What changed? Take a look at Somerset County in Western Pennsylvania (site of the 9/11 Flight 93 crash) where 33,000 votes were cast in 2012 and 35,000 votes were cast in 2016. The real difference wasn’t increased turnout. The difference was Romney won 71% and netted 14,500 votes, but Trump won 77% and netted 20,000. This pattern repeated itself in rural county after county in Pennsylvania until Hillary’s better performance in the cities and suburbs was erased and even Obama’s margins were wiped away. You can see similar effects in Ohio, Michigan, Wisconsin and elsewhere that almost entirely explain the surprising result last night. Clinton met the benchmarks in cities like Miami and Philadelphia but was overwhelmed by a rural white vote that rejected her and the Democrats in unprecedented numbers.

If this is a temporary Trump-induced aberration, it might be survivable, but if it becomes the new normal the left can forget about controlling the House of Representatives or most state legislatures and will leave itself open to more Electoral College disappointments.

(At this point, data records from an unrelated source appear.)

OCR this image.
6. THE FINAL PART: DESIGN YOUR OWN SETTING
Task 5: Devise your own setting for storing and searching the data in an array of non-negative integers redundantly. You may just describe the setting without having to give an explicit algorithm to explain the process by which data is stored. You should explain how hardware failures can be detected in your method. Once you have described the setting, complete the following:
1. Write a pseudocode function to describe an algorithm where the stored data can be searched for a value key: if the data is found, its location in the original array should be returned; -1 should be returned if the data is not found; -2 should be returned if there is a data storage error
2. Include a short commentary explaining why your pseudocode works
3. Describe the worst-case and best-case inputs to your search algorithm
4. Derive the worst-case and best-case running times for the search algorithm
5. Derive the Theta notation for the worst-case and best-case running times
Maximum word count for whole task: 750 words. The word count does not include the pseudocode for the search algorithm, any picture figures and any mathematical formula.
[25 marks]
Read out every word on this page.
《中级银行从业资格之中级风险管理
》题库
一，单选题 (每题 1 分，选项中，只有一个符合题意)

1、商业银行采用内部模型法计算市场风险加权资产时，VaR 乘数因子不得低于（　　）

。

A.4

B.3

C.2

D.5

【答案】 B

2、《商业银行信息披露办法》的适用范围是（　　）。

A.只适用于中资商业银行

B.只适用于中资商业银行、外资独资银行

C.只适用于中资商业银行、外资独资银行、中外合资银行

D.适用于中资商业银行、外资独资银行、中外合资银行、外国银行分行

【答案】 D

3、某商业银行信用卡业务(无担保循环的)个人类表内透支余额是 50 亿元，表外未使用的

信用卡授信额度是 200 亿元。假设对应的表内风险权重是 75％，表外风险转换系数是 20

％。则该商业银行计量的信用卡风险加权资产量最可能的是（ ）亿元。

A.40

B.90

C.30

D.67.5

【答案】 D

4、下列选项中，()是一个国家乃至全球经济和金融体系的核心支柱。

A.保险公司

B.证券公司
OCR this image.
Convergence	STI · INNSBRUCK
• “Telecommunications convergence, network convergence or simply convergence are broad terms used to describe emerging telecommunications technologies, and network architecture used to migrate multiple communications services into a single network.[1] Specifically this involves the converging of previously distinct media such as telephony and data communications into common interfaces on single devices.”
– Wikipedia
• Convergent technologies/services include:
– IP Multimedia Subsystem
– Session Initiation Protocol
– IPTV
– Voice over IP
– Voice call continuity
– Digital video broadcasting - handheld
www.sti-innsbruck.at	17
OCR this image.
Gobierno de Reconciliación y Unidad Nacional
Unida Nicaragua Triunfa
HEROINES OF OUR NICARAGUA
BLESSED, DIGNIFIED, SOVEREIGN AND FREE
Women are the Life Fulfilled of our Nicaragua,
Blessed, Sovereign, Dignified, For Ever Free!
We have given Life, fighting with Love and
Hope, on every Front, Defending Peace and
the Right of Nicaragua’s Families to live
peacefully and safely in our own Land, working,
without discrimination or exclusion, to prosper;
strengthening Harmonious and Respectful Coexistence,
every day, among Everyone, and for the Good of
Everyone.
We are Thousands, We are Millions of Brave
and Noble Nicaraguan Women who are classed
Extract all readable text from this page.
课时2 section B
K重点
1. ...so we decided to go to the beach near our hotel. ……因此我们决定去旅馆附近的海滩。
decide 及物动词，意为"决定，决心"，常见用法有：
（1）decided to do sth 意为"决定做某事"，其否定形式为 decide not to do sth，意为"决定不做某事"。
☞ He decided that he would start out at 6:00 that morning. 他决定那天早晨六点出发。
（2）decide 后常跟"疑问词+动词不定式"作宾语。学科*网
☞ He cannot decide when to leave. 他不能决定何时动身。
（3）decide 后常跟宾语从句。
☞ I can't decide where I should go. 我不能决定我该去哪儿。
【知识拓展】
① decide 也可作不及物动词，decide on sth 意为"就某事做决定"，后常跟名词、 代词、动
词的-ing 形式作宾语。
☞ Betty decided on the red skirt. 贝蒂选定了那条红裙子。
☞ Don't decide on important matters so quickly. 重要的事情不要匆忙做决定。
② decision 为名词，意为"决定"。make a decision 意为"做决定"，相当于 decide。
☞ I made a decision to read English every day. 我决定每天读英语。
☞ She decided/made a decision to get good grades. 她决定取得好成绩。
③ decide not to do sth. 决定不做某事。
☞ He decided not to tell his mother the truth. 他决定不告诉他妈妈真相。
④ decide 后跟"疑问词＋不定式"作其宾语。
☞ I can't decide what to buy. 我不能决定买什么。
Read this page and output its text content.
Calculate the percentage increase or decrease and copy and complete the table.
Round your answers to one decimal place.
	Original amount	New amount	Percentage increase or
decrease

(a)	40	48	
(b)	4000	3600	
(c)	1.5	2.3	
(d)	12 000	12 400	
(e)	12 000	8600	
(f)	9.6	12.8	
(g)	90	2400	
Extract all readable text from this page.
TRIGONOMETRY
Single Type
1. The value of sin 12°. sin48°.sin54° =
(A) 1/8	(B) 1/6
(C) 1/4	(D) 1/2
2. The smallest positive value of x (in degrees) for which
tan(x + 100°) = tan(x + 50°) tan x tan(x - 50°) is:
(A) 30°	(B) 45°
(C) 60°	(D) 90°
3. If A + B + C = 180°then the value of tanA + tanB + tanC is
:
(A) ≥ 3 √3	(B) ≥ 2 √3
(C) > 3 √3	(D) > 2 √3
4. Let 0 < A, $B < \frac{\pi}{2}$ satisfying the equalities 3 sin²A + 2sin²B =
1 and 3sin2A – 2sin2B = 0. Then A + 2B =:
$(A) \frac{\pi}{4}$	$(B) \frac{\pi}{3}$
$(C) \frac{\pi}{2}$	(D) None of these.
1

At the Washington Monthly, we’ve been grappling with regional inequality for some time. In our most recent issue my brother Phil wrote a piece on the potential for a revival of anti-trust enforcement to revitalize the economies of small town America. It was pitched as an idea to conservatives who might be looking for some policy light at the end of their post-Trump tunnel. In this new world we’re living in, the same ideas can serve a similar purpose for progressives and offers at least a reed of hope for bipartisanship.

Our challenge going forward is to come up with actual policy prescriptions that can prevent what happened last night from becoming the new normal.

This is also a way of meeting the racial challenge presented by Trump’s victory without making allowances for it or saying that it is any way “okay.” If the Democrats take the message that the status quo wasn’t working for these folks to heart and try to do something aggressive to restore small town America, that’s good for everyone and doesn’t leave anyone out. If, on the other hand, these folks are vilified as undereducated bigots, it won’t be long before they feel about us the same way that we feel about Trump. No one needs to sweep any of that under the rug, but that can’t be the response.

These communities used to be filled with privately-owned banks and pharmacies and hardware shops. They can be again with an aggressive anti-trust push.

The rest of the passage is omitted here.